This volume was conceived as a first book in SLA for advanced undergraduate or introductory master’s courses that include education majors, foreign language education majors, and English majors. It’s also an excellent resource for practicing teachers.
Both the research and pedagogy in this book are based on the newest research in the field of second language acquisition. It is not the goal of this book to address every SLA theory or teach research methodology. It does however address the myths and questions that non-specialist teacher candidates have about language learning.
Steven Brown is the co-author of the introductory applied linguistics textbook Understanding Language Structure, Interaction, and Variation textbook (and workbook).
The myths challenged in this book are:
§ Children learn languages quickly and easily while adults are ineffective in comparison.
§ A true bilingual is someone who speaks two languages perfectly.
§ You can acquire a language simply through listening or reading.
§ Practice makes perfect.
§ Language students learn (and retain) what they are taught.
§ Language learners always benefit from correction.
§ Individual differences are a major, perhaps the major, factor in SLA.
§ Language acquisition is the individual acquisition of grammar.
This was fun, and educational. I had set my eyes on it since I saw it, and wanted to read it more for linguistic fun, less for research, but it ended in serving both purposes. The book tackles 8 classic myths in foreign language learning, and if you are into languages, chances are you know them all, or almost all. Their findings rely on personal experiences and hard data from surveys, and even then, some myths are hard to point down. There's so many factors to take into account that some myths remain elusive. Others are easier to deal with. All in all I enjoyed it, and it also has some advice for teachers at the end of each chapter to help them deal with the myths and improve teaching in the own classrooms.
A very nice little book, if I do say so myself. I've been using with undergrad and grad students in Japan in Second Language Acquisition courses, and I think it's the right level for these groups so that they can understand the research. All of the other SLA books I know are more complicated conceptually. This is meant to be somewhere in between a more academic textbook and a popular account. Easier to understand than the academic textbooks, it's no page-turner for the most part, but it gets some information about SLA disseminated.
I’ve been teaching ESL for the past year, and this has been by far the most helpful resource. I love how they thoroughly explain the research on common beliefs and make it practically applicable to the classroom. I wish there was more stuff out there just like this!
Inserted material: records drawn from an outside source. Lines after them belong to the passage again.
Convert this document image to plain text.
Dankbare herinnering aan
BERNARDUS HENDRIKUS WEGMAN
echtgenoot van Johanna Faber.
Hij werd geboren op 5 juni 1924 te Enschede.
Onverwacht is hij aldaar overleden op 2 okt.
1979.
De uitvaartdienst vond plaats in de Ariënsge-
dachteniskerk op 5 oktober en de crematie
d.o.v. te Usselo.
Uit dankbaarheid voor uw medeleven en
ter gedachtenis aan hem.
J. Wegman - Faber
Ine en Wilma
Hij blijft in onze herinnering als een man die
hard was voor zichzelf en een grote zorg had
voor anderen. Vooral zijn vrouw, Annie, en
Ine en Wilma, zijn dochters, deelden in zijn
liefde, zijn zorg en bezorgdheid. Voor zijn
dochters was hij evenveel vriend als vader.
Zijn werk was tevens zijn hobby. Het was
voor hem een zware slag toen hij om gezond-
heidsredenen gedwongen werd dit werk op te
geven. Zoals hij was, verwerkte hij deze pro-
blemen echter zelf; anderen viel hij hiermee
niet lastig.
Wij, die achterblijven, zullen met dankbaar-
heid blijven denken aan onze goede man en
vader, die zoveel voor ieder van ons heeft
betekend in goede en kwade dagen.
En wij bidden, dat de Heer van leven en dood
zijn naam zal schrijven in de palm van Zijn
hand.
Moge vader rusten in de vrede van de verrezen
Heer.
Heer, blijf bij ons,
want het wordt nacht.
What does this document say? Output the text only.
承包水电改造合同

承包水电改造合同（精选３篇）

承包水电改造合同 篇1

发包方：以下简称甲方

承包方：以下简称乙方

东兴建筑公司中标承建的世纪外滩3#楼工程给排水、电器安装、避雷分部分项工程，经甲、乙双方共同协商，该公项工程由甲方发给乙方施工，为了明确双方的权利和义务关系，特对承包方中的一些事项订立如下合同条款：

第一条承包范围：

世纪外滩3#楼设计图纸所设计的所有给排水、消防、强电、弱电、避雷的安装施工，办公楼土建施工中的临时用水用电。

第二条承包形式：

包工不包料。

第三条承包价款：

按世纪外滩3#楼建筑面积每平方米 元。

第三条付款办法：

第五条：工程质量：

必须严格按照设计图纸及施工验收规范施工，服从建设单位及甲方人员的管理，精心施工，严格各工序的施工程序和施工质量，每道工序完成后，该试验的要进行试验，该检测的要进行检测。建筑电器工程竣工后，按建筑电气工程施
Three Stars for a grad school book is like 4 stars for other books. I don't recommend other humans reading this, but if you had to read it for grad school, it's interesting enough.
This is a neat little book. It's very readable, concise, and well documented. Each chapter deals with a different myth about second language acquisition- children learn better than adults, bilinguals are perfect at 2 languages, language learning is just learning grammar, etc. The end of each chapter has a table summarizing research, along with practical advice for teachers, so you can TL;DR to just the summaries if you want to get to the point. My favorite chapter was something like "Students Learn What You Teach". It opened my eyes about learning in general. Basically, research shows that we learn second languages as well as we learn anything else. Compare what you remember from high school algebra to how much Spanish you can speak, and they are about the same. It's just that not knowing Spanish has greater visibility. When you learn anything, you start with facts and build up to intuition and a bird's eye view. To be a good physicist, you have to learn to speak physics like you would a second language. And the way you do that is by using it- examining the material, digesting it, reconstructing it, actually making it a part of you in the same you would have to with a language to achieve fluency instead of conscious grammatical jigsaw-puzzling with a second language. I had read about how real, long-term learning needed to be done before, but having it compared with language learning made it make more sense.
as somebody who moved from country to country - and struggled with SLA for a long time I found that I was under the influence of some of the myths addressed in the book(e.g. I thought that children are better learners than adults and that you could learn a language only by reading and listening...) What I take from this book is that active processing of the language: trying to write/speak correctly and searching (guided or not) the rules to achieve this are really fundamental to build language acquisition (and of course doing this constantly over a long period of time). So, as a learner I found this book useful even if it's more targeted to teachers of foreign languages.